Si tratta di un western siciliano ambientato nel 1877, ma allo stesso tempo attualissimo. “Alla fine dell’Ottocento – spiega il regista Tavarelli – la Sicilia era per l’Italia una sorta di Far West, una terra di nessuno, costellata di banditi, malfattori, gente abituata a farsi giustizia da sé. È con questo in mente che ho cominciato a pensare che il western fosse il genere più adatto per raccontare questa storia. Il romanzo di Camilleri, ‘La mossa del cavallo’, è un film sulla connivenza che legava i governanti e i gendarmi dell’epoca ai potenti di allora, racconta di un’Italia divisa in due, sia politicamente che linguisticamente. Una storia, quindi, che riguarda da vicino l’Italia di oggi”.

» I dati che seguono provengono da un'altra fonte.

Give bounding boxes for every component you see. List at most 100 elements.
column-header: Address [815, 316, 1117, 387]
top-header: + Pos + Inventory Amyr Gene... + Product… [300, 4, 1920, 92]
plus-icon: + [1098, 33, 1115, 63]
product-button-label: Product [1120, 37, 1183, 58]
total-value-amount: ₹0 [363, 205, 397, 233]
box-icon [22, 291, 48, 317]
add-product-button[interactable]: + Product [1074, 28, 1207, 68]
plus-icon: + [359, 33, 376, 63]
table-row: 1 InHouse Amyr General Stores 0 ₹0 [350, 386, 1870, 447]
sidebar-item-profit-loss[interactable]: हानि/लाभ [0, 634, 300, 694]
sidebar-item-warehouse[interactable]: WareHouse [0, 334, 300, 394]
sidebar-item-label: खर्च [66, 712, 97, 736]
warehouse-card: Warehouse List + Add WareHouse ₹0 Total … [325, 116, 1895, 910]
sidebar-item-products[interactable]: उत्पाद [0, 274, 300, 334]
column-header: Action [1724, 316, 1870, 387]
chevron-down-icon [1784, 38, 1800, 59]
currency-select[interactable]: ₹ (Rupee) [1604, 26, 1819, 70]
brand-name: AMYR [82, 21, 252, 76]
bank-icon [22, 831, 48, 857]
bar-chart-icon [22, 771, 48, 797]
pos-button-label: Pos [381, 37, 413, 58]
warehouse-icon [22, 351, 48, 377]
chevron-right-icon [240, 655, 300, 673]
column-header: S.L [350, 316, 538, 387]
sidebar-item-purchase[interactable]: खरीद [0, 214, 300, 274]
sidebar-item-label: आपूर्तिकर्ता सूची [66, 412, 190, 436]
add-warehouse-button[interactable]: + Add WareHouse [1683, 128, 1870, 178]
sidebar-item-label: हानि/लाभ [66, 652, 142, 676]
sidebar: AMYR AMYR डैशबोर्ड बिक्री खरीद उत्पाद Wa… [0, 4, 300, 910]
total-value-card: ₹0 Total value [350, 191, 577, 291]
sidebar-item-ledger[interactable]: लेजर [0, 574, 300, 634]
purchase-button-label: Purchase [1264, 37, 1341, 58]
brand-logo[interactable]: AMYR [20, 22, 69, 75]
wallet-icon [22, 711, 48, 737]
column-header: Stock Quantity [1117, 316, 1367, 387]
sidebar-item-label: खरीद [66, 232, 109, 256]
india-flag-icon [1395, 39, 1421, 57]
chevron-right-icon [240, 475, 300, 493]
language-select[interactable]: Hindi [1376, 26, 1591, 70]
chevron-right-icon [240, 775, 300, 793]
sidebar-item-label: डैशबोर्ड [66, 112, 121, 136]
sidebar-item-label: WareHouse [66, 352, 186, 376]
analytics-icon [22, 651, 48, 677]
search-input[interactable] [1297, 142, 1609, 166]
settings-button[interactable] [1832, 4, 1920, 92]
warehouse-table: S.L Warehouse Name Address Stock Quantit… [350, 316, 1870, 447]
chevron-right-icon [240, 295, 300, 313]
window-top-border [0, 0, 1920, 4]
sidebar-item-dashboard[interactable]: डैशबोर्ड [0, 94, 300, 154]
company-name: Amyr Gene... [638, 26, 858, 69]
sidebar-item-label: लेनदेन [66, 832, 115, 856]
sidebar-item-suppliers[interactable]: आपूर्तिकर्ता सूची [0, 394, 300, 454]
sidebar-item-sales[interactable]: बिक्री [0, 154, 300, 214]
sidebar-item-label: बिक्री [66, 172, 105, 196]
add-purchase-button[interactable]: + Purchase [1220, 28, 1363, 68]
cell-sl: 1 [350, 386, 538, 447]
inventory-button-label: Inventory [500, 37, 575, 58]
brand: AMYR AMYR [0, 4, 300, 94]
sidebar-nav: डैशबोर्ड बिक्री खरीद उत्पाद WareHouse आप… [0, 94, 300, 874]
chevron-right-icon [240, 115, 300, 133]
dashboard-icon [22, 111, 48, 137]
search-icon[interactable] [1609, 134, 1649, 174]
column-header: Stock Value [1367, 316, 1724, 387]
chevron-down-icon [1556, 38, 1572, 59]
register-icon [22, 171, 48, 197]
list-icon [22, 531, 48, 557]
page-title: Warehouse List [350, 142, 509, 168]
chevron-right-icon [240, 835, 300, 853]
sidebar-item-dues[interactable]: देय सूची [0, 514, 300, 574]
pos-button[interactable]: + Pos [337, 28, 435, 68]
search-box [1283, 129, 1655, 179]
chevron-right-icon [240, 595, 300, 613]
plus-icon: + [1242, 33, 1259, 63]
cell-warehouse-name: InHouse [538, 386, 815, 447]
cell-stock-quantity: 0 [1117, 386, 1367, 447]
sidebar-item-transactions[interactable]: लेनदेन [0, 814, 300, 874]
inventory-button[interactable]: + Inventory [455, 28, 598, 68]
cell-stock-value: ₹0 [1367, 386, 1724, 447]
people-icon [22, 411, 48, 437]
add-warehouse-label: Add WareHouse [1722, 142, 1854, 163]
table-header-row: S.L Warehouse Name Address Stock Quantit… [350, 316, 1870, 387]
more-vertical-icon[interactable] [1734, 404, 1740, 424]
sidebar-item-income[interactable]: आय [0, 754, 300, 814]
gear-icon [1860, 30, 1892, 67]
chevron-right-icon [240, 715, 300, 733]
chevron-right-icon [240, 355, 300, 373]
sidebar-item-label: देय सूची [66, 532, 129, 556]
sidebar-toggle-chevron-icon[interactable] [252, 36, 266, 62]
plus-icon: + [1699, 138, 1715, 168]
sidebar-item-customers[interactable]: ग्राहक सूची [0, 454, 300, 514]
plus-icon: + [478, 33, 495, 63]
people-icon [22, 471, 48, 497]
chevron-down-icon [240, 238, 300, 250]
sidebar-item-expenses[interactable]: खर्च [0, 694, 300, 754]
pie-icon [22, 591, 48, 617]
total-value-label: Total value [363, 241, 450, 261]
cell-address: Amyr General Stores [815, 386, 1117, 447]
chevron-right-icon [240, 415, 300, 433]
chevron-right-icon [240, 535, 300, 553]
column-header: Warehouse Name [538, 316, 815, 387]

Nel cast Ester Pantano, Cocò Gulotta, Antonio Pandolfo, Giovanni Carta, Giancarlo Ratti, Maurizio Puglisi, Filippo Luna, Maurizio Bologna, Domenico Centamore, Giuseppe Schillaci, Daniele Pilli, Angelo Libri, Roberto Salemi, Vincenzo Ferrera.
La trama
Il giovane e intransigente ispettore dei mulini Giovanni Bovara (Miche Riondino), nato a Vigata (paese immaginario ma ormai reale per milioni di spettatori) ma cresciuto a Genova, viene inviato nel territorio di Montelusa per investigare sull’applicazione della tassa sul macinato (l’odiata tassa sul pane) che fa dilagare la corruzione e strane morti tra i funzionari.
È proprio mentre indaga su loschi traffici tra mulini clandestini, gestiti dal boss locale, che le cose si complicano per il giovane Bovara che, testimone del delitto di un sacerdote non proprio ligio, si trasformerà in imputato. E sarà solo grazie alla “mossa del cavallo”, che in questo caso è il recupero del dialetto, il significato delle parole, si salverà da una trappola micidiale.
Andrea Camilleri racconta di fatto come nella La mossa del cavallo il dialetto abbia un ruolo fondamentale. “Parlare e capire la lingua vuol dire capire le radici comuni. Chiesi a un terzo giudice che lavorava con Falcone e Borsellino quale lingua usasse Falcone per interrogare i mafiosi. Mi dissero: il dialetto siciliano. Un giorno si trovò davanti un tale Giuseppe detto ‘o piddaro’, il pellaio. Cominciò l’interrogatorio parlandogli in dialetto stretto e quello lo interruppe: “No, signor giudice, qui si parla italiano”. Aveva scoperto il suo gioco”.
“Il mio personaggio – spiega Riondino – si trova chiuso in un angolo e capisce che l’unico modo per uscirne è quello di entrare in una zona ambigua. Lui non è abituato a un certo tipo di mentalità, chi lo interroga cerca di manovrarlo”. Riondino, pugliese, ha lavorato molto sul linguaggio: “Lavorare sui dialetti è un qualcosa di particolare. È anche un atteggiamento, un’attitudine. Ormai trovo il dialetto di Andrea confortevole, poi continuando a leggere il romanzo ha cominciato a parlarmi in genovese mi sono chiesto se fossi la persona giusta, come avrei potuto fare. È un romanzo estremo, come è estrema la scelta di adattarlo. Per studiare il genovese ho avuto un coach, Andrea Bruschi, e il padre 90enne che mi lasciava i memo su Whatsapp. E mi ha aiutato molto anche ascoltare il capo tifoseria della Sampdoria, per centrare il suono del genovese”.
Andrea Camilleri ammette comunque la sua preoccupazione nella trasposizione per la tv di questo suo romanzo storico, temendo che la fama del suo Commissario Montalbano possa diventare schiacciante per qualsiasi altro personaggio o storia che non sia a questo legato. Sicuramente non è semplice eguagliare tanto consenso, però Camilleri ci pare un uomo a cui le sfide non dispiacciono, anche se spetterà allo spettatore il verdetto finale.